Akhirnya semua mengakui bahwa sistem pendidikan Finlandia yang terbaik di dunia karena kebijakan-kebijakan pendidikan konsisten selama lebih dari 40 tahun walau partai yang memerintah berganti. Secara umum kebijakan-kebijakan pendidikan China dan Korea Selatan (dan Singapura) juga konsisten dan hasilnya terlihat sekarang.
Kebijakan-kebijakan pendidikan Indonesia cenderung tentatif, suka coba-coba, dan sering berganti.
Lalu bagaimana dengan kebijakan pendidikan Indonesia jika dibandingkan dengan Finlandia?
1. Kita masih asyik memborbardir siswa dengan sekian banyak tes (ulangan harian, ulangan blok, ulangan mid-semester, ulangan umum / kenaikan kelas, dan ujian nasional). Finlandia menganut kebijakan mengurangi tes jadi sesedikit mungkin. Tak ada ujian nasional sampai siswa yang menyelesaikan pendidikan SMA mengikuti matriculation examination untuk masuk PT.
2. Kita masih getol menerapkan KKM (Kriteria Ketuntasan Minimal) sehingga siswa yang gagal tes harus mengikuti tes remidial dan masih ada tinggal kelas. Sebaliknya, Finlandia menganut kebijakan automatic promotion, naik kelas otomatis. Guru siap membantu siswa yang tertinggal sehingga semua naik kelas.

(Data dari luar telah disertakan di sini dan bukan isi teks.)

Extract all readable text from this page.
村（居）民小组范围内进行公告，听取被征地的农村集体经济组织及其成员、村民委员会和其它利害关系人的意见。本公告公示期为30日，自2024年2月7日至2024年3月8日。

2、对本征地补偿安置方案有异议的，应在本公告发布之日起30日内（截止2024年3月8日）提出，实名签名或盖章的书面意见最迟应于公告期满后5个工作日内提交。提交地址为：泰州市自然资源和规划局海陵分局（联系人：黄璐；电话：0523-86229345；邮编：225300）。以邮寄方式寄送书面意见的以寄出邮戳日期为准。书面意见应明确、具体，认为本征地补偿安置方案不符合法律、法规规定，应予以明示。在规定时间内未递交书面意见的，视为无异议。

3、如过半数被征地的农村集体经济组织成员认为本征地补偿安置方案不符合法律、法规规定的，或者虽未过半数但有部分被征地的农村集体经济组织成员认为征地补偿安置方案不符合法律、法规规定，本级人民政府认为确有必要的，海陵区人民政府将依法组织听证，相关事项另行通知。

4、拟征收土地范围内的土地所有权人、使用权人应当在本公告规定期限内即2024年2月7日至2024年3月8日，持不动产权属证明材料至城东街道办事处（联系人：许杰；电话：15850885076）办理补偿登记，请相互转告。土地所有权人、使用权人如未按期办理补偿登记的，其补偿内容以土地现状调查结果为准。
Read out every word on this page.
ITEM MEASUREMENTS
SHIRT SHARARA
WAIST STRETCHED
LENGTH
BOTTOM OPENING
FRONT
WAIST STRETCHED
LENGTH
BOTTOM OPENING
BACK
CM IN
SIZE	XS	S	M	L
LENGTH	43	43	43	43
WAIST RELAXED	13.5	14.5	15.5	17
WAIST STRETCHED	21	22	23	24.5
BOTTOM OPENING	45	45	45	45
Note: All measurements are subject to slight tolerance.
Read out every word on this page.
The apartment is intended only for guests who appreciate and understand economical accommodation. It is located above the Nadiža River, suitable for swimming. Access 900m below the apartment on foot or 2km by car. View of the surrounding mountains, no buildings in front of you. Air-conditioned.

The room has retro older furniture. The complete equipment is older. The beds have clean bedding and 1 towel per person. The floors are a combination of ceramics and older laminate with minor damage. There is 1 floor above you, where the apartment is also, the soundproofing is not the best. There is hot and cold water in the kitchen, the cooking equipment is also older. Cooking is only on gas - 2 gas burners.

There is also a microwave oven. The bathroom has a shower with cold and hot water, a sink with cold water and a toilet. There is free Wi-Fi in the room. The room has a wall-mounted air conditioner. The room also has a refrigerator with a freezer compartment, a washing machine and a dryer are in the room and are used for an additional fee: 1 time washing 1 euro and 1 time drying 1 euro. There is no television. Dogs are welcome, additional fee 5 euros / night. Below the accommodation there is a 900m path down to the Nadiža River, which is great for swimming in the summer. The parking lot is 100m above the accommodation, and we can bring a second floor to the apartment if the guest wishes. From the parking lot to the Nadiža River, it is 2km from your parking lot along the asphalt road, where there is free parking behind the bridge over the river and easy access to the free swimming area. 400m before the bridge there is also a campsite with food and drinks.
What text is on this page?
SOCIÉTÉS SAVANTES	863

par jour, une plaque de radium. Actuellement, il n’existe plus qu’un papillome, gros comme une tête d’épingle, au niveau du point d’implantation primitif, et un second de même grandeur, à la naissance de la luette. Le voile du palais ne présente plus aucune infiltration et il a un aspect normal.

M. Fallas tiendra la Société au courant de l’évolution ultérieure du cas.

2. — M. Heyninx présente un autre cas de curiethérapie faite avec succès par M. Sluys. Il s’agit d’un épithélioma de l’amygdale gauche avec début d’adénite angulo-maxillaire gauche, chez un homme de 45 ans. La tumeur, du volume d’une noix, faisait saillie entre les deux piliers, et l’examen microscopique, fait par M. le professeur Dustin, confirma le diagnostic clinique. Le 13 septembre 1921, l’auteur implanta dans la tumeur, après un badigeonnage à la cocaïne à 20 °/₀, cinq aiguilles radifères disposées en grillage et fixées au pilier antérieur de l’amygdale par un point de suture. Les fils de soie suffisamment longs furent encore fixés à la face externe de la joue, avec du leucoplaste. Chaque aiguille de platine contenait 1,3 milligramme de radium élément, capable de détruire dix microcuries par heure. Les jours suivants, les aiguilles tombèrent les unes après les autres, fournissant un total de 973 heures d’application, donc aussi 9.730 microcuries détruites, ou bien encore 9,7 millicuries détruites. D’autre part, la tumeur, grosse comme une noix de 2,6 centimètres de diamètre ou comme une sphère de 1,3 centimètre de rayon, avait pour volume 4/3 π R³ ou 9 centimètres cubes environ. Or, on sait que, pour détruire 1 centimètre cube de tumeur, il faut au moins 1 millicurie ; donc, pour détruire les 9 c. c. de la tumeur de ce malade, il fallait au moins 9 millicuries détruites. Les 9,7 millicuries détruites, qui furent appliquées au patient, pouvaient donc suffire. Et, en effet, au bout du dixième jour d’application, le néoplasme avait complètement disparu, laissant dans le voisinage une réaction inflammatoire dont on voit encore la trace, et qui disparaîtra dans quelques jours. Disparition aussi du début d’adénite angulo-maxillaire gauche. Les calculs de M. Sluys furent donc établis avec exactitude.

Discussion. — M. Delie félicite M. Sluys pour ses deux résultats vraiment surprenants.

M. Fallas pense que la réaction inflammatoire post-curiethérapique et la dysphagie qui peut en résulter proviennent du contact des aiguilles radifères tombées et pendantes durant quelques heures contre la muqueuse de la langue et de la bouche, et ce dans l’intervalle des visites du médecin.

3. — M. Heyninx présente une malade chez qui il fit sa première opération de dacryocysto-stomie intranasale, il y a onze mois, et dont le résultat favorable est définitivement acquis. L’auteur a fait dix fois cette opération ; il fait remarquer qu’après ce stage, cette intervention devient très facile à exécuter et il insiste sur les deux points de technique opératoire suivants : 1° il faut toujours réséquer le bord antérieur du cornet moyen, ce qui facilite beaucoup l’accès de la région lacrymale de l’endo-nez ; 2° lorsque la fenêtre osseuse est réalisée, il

3. Kita masih berpikir bahwa PR amat penting untuk membiasakan siswa disiplin belajar. Bahkan, di sekolah tertentu, tiada hari tanpa PR. Sebaliknya, di Finlandia PR masih bisa ditolerir tapi maksimum hanya menyita waktu setengah jam waktu anak belajar di rumah.
4. Kita masih pusing meningkatkan kualifikasi guru SD agar setara dengan S1, di Finlandia semua guru harus tamatan S2.
5. Kita masih menerima calon guru yang lulus dengan nilai pas-pasan, sedangkan di Finlandia the best ten lulusan universitas yang diterima menjadi guru.
6. Kita masih sibuk memaksa guru membuat silabus dan RPP mengikuti model dari Pusat dan memaksa guru memakai buku pelajaran BSE (Buku Sekolah Elektronik), di Finlandia para guru bebas memilih bentuk atau model persiapan mengajar dan memilih metode serta buku pelajaran sesuai dengan pertimbangannya.
7. Hanya segelintir guru di tanah air yang membuat proses belajar-mengajar itu menyenangkan (learning is fun) melalui penerapan belajar aktif. Terbanyak guru masih getol mengajar satu arah dengan metode ceramah amat dominan. Sedangkan, di Finlandia terbanyak guru menciptakan suasana belajar yang menyenangkan melalui implementasi belajar aktif dan para siswa belajar dalam kelompok-kelompok kecil. Motivasi intrinsik siswa adalah kata kunci keberhasilan dalam belajar.
Apakah benda ini melayang, terapung atau tenggelam?
8. Di tanah air kita terseret arus mengkotak-kotakkan siswa dalam kelas reguler dan kelas anak pintar, kelas anak lamban berbahasa Indonesia dan kelas bilingual (bahasa Inggris sebagai bahasa pengantar) dan membuat pengkastaan sekolah (sekolah berstandar nasional, sekolah nasional plus, sekolah berstandar internasional, sekolah negeri yang dianakemaskan dan sekolah swasta yang dianaktirikan). Sebaliknya di Finlandia, tidak ada pengkotakan siswa dan pengkastaan sekolah. Sekolah swasta mendapatkan besaran dana yang sama dengan sekolah negeri.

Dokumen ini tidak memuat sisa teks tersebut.